往后的日子豆角疯长,其它依旧。我用几根细竹竿搭起了架子,看着豆角秧子朝气蓬勃地一路攀升,开出小小的白花、紫花,抽出细细的淡绿色豆角芽子,然后越见粗长,在轻柔的夏风中微微地晃摆。家长说此时的豆角无论是是腌还是炒了吃,味道都很好。于是摘了一把下来,掐去豆角两头,洗干净并晾干,切成拇指长短的一段段;加进切成段或细条状的新鲜红辣椒与碎生姜、大蒜,放进一个黑乎乎的陶罐里。老人告诉我:这罐子腌豆角有四十年了,不放盐里面也是咸的。说归说,适量的盐还是要放的,上上下下多揉几下,让盐均匀地散布在豆角上。几块扁扁的鹅卵石压在最上面,一定要压实;最后浇上冷开水,浇满盖住为止。最后这一点我至今还牢牢记住:必须冷开水,否则前功尽弃,好端端的豆角会被腌得烂掉、发臭,只好倒掉。

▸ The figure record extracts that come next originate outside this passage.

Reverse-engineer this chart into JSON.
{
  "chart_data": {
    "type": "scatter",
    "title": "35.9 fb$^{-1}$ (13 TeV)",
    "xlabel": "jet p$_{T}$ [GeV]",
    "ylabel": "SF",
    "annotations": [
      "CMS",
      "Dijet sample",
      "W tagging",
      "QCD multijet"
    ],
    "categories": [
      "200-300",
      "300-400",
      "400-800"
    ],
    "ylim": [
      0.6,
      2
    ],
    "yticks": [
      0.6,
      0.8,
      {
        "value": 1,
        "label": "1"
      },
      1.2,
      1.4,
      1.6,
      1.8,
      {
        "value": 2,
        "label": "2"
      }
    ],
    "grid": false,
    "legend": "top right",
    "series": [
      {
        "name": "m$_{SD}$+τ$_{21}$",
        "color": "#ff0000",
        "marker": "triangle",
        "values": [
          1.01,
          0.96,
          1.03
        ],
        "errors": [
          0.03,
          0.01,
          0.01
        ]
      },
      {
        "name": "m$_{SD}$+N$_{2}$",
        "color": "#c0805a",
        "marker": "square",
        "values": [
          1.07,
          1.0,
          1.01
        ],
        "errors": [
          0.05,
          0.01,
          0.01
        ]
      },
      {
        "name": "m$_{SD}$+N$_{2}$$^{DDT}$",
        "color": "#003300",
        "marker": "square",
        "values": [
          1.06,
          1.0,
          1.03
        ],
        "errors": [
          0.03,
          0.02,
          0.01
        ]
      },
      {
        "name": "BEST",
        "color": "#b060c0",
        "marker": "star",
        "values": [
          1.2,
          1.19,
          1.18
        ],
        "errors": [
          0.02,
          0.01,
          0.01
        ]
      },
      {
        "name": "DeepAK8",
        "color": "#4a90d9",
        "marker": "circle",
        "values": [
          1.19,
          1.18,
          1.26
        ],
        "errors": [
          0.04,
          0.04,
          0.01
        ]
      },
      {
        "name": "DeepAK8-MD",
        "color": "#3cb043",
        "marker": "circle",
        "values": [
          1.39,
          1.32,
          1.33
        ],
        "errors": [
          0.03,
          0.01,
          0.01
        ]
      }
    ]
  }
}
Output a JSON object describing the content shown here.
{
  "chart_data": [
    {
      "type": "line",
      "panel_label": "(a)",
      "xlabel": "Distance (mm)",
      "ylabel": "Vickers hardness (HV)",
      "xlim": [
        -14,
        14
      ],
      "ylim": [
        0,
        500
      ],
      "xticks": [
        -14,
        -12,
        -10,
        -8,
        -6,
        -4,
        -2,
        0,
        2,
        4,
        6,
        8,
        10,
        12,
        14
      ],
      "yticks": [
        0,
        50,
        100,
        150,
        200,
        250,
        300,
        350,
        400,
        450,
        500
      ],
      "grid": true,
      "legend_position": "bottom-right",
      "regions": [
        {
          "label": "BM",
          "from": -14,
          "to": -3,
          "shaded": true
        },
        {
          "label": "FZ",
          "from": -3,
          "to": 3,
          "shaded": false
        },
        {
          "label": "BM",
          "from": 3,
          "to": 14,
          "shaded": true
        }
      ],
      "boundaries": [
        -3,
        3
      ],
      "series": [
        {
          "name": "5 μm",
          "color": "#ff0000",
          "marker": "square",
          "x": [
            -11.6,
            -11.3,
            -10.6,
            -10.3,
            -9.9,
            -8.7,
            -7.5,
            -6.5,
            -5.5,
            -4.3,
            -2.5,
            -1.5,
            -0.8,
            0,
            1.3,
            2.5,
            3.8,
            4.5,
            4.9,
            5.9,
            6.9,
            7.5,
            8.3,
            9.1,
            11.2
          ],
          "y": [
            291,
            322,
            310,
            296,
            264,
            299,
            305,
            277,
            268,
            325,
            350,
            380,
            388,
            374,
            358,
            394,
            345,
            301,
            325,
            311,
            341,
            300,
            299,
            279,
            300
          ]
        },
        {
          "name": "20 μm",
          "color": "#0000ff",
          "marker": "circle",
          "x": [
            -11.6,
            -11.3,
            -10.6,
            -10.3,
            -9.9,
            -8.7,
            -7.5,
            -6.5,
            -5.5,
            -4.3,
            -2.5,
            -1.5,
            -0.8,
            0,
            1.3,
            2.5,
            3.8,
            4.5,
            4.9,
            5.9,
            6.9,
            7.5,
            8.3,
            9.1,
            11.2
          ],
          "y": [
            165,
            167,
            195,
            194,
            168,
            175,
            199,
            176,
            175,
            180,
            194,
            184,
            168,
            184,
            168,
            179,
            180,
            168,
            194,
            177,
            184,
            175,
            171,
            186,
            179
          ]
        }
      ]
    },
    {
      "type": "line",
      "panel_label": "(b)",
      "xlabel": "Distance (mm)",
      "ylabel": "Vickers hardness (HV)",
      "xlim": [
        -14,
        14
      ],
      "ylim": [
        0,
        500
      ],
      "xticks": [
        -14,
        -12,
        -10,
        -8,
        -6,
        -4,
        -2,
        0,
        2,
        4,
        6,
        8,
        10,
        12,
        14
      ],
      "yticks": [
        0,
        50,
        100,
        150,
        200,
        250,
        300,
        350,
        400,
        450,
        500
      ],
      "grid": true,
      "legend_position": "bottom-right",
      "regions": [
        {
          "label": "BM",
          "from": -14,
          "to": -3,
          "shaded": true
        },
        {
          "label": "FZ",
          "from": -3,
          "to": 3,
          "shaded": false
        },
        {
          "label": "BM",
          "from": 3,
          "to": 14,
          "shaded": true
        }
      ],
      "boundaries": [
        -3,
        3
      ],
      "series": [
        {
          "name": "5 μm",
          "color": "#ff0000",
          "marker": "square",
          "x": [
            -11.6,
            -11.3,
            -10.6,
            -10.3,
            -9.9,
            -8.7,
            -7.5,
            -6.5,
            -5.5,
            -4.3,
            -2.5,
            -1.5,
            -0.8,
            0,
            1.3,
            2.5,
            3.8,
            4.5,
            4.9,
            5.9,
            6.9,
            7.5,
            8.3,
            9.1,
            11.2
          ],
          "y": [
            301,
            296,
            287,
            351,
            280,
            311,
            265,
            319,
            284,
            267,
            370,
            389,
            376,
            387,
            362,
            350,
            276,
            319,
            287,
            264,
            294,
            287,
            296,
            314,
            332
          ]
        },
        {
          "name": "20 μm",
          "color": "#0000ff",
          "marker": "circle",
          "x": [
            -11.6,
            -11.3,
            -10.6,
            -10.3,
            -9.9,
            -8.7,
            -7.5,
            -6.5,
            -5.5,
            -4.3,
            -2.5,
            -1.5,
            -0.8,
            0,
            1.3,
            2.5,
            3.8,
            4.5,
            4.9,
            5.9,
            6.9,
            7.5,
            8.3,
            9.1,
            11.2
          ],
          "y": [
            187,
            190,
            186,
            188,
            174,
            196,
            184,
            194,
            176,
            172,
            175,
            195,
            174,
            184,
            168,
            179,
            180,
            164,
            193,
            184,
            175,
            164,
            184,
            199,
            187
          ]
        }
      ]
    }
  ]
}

豆角腌得微微发黄就可食用了。一是生吃,捞出来洗洗切段,淋上数滴麻油便可;二是放点菜油爆炒,时间一定不能长。无论何种吃法,它终究是道佐餐的小菜一碟,不登大雅之堂。过去的日子腌豆角吃得太多,确是生活窘迫所致,绝非是对其厚爱有加。每每捧起一碗粥,见到面前的腌豆角直皱眉头,牙根处泛起了酸。想到的是烧饼油条、花生米,肉松则更是遥远的奢望。如今聚餐频频,饭局不断,酒酣菜饱时,总有人大呼:上小菜、上小菜!